Razer DeathAdder V3 Pro: depois de usar, o formato ainda é o mais importante
Eu já conhecia o DeathAdder faz bastante tempo, então quando a Razer lançou o V3 Pro eu fiquei bem curioso pra ver o que eles tinham mudado. Afinal, estamos falando de uma linha que existe desde 2006 e que já teve um monte de versões diferentes. É um mouse que muita gente já conhece, então qualquer mudança no formato acaba chamando bastante atenção.
De primeira eu não achei que o DeathAdder V3 Pro fosse tão diferente assim do V2 Pro, mas depois que comecei a usar percebi que algumas mudanças no formato fazem bastante diferença na mão.

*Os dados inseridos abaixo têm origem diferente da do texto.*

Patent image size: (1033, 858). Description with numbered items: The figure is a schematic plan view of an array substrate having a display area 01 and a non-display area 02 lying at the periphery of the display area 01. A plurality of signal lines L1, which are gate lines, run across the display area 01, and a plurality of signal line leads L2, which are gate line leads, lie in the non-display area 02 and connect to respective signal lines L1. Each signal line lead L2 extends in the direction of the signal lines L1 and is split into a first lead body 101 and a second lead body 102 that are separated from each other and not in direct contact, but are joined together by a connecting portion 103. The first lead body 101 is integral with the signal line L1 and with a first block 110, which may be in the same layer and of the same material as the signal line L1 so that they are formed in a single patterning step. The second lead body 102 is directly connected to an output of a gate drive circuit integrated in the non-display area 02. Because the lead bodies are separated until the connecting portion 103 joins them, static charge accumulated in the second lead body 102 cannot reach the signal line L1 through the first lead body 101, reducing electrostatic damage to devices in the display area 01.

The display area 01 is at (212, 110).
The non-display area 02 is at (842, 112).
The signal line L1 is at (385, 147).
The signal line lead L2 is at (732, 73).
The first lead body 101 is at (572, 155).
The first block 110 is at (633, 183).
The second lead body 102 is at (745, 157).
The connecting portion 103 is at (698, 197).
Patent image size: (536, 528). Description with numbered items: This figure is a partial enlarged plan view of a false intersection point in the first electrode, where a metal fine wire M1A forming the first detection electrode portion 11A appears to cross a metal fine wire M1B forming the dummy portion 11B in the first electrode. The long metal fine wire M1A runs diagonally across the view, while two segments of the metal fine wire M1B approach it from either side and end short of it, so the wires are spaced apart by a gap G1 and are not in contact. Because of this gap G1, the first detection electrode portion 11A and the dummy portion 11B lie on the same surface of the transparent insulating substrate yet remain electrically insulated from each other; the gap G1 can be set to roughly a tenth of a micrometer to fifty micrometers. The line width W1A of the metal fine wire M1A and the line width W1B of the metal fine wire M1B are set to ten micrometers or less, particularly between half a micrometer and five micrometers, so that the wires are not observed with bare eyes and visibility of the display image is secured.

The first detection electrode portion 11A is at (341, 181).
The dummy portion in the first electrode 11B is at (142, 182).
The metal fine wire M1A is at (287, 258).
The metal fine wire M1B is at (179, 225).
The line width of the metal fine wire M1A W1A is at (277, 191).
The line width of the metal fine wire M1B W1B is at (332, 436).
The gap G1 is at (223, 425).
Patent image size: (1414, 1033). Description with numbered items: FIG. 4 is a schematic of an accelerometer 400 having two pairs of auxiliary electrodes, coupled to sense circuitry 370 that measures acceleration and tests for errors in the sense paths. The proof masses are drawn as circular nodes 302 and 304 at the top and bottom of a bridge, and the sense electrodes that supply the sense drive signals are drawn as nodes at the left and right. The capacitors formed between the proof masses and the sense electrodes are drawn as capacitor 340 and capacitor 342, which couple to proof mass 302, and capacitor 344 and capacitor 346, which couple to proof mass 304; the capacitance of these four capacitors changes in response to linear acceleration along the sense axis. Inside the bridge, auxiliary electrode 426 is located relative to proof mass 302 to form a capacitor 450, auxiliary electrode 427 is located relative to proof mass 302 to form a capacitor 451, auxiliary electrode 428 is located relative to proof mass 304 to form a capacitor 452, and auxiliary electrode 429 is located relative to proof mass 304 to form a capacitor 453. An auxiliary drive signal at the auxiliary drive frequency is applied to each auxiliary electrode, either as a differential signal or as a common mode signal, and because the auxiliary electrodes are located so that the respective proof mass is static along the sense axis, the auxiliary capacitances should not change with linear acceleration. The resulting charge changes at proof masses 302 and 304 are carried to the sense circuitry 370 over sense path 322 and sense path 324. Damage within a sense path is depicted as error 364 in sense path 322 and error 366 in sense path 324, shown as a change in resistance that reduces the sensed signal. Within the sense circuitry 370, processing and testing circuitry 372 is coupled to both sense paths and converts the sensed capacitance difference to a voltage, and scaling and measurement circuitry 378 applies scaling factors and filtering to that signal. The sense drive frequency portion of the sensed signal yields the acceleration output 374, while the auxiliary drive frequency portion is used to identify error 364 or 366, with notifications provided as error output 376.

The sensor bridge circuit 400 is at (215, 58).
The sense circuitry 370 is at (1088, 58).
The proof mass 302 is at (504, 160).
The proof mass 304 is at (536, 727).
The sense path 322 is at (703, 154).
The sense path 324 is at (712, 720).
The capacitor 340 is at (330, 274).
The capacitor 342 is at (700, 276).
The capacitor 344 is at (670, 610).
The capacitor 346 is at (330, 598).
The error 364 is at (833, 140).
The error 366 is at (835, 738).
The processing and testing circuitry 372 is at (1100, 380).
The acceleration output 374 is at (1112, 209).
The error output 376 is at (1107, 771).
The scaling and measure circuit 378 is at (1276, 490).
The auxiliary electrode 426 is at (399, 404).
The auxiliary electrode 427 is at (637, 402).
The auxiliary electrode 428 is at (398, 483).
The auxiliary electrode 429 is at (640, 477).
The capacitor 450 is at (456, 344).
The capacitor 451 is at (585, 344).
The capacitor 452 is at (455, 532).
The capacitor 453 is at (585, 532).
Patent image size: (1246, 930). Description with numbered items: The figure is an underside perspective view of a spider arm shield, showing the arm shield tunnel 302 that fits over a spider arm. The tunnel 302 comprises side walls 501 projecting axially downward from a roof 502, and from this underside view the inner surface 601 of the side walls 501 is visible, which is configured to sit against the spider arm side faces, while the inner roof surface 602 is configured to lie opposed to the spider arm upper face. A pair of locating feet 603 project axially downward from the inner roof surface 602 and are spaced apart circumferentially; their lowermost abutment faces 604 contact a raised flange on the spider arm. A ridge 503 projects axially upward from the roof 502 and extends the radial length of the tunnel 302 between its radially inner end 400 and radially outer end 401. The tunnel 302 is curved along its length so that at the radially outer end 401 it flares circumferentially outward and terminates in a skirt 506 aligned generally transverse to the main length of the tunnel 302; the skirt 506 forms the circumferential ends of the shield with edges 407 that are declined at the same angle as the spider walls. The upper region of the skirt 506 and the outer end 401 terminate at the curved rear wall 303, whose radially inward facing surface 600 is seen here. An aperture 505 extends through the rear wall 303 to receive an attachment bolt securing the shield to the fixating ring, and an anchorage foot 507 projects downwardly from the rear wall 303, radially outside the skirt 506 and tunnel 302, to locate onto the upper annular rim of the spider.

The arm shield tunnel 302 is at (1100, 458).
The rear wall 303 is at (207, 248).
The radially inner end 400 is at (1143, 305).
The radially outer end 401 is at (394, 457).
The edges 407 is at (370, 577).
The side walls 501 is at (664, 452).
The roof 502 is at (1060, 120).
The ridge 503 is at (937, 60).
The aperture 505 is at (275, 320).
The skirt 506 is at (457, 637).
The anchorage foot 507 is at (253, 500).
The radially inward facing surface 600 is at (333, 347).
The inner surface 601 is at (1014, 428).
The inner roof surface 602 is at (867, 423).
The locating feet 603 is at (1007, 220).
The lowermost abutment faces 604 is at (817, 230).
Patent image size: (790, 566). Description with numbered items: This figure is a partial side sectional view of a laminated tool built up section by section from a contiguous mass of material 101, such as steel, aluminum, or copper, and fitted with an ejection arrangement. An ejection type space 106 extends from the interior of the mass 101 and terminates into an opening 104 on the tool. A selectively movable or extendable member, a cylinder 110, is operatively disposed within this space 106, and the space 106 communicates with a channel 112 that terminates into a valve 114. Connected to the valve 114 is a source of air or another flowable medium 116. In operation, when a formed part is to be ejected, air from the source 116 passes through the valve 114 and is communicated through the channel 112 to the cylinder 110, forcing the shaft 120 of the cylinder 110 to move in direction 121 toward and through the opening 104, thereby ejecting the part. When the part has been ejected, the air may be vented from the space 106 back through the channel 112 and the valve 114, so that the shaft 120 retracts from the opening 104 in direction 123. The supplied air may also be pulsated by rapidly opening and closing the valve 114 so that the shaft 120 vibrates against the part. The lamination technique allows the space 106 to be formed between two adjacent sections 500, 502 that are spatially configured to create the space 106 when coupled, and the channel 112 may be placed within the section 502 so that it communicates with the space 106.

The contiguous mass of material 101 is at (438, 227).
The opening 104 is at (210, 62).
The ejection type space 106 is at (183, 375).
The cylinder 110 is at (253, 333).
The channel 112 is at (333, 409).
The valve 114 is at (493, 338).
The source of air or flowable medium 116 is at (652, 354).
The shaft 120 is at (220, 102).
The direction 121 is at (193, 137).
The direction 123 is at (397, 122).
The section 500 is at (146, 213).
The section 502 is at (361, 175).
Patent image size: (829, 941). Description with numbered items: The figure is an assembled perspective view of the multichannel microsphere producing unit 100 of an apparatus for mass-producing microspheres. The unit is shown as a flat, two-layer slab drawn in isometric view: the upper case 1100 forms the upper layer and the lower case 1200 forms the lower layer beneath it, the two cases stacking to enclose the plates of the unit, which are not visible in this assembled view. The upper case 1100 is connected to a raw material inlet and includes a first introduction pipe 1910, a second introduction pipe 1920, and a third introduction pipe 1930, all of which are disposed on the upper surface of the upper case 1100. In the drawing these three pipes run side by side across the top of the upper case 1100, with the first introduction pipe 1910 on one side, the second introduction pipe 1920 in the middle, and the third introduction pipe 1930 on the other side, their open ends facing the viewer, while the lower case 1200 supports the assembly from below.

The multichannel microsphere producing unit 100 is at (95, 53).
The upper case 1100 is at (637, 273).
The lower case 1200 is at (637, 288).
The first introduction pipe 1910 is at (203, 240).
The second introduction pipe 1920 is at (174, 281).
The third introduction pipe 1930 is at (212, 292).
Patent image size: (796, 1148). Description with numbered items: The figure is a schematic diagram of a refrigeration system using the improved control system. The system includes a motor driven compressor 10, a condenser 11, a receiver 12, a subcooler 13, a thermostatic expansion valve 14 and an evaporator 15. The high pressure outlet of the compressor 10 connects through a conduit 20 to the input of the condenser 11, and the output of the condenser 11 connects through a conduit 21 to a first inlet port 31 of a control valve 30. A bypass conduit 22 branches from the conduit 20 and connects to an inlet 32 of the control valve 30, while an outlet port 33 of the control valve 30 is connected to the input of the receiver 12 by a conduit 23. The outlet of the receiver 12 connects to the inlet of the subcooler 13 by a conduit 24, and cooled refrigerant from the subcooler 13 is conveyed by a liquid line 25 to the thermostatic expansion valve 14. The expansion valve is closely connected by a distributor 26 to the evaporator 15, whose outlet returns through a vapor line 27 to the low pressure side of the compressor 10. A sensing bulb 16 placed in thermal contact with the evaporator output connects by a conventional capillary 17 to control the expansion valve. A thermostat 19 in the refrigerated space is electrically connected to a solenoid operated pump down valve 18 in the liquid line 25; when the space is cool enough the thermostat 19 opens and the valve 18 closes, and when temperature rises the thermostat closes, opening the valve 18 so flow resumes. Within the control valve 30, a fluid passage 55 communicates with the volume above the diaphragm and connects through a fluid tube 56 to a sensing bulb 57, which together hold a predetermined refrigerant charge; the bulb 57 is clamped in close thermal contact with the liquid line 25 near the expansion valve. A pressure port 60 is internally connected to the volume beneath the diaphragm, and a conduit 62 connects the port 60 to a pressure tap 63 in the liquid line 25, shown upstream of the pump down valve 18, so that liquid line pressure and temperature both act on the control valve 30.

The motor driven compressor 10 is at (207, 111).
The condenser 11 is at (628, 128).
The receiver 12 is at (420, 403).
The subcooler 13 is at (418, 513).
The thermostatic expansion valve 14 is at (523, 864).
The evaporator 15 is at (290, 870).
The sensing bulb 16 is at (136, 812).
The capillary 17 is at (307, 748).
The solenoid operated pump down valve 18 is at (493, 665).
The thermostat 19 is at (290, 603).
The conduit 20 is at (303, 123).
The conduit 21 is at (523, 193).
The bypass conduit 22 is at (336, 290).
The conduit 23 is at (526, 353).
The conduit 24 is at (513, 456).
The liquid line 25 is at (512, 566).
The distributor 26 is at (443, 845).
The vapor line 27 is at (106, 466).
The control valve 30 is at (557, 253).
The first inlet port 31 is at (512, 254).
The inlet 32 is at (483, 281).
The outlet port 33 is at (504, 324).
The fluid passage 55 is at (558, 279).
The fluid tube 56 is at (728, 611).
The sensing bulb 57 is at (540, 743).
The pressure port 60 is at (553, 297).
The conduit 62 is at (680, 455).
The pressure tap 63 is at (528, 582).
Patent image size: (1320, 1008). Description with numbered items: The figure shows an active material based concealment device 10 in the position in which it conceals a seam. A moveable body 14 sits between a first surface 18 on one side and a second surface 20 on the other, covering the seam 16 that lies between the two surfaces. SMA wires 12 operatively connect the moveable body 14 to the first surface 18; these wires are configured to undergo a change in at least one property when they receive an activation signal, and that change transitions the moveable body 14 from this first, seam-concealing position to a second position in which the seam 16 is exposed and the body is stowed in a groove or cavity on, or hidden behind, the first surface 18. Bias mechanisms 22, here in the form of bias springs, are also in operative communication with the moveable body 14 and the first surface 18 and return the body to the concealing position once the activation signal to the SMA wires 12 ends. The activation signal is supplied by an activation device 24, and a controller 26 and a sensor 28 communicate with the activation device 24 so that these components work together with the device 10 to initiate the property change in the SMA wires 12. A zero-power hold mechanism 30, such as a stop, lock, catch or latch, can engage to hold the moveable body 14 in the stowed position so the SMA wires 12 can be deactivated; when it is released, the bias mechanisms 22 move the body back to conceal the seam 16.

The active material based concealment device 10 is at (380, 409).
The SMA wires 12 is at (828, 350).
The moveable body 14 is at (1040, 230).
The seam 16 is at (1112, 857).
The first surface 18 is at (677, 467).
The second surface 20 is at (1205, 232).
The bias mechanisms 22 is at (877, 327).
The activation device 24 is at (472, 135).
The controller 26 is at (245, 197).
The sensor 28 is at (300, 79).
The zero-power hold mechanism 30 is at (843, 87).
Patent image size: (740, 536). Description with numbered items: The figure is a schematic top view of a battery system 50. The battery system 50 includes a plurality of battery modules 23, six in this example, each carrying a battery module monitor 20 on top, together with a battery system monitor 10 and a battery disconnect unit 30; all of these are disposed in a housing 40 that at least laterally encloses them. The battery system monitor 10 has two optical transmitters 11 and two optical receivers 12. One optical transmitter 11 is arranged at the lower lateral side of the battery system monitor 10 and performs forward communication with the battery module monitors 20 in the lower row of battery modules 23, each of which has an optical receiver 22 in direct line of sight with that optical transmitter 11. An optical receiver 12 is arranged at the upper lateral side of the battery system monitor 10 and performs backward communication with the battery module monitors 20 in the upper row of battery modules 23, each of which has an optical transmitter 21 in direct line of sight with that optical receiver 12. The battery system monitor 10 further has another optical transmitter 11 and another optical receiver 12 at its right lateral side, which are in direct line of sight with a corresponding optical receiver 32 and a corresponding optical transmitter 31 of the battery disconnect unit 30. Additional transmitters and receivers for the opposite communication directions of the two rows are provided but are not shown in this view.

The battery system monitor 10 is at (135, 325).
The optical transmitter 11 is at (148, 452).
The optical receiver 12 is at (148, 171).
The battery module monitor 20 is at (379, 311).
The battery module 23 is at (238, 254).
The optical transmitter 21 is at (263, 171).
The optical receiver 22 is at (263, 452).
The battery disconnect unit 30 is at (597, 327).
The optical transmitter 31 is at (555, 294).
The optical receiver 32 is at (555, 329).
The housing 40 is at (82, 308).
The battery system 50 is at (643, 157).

A principal delas, pelo menos pra mim, foi a posição do “calombo” do mouse. No V2 Pro ele fica mais centralizado, enquanto no V3 Pro ele foi jogado um pouco mais pra trás. Na prática, eu sinto esse apoio mais na região entre o meu polegar e o dedo indicador, e isso acaba deixando a pegada mais natural.
É uma mudança que faz sentido olhando para o formato da mão, principalmente pra quem usa palm ou claw. Só que aqui já começa uma coisa importante: esse não é um mouse que eu indicaria sem pensar para qualquer pessoa.
Eu tenho uma mão que considero média pra grande, então consegui usar o DeathAdder sem grandes problemas, mas eu estava acostumado com mouses menores e simétricos. Por isso precisei de alguns dias pra realmente me adaptar.
Eu sempre gostei mais daquele estilo de mouse simétrico, tipo Viper, e nos últimos tempos estava usando modelos ainda menores. Então sair desses mouses para um DeathAdder ergonômico foi uma mudança bem maior do que eu esperava.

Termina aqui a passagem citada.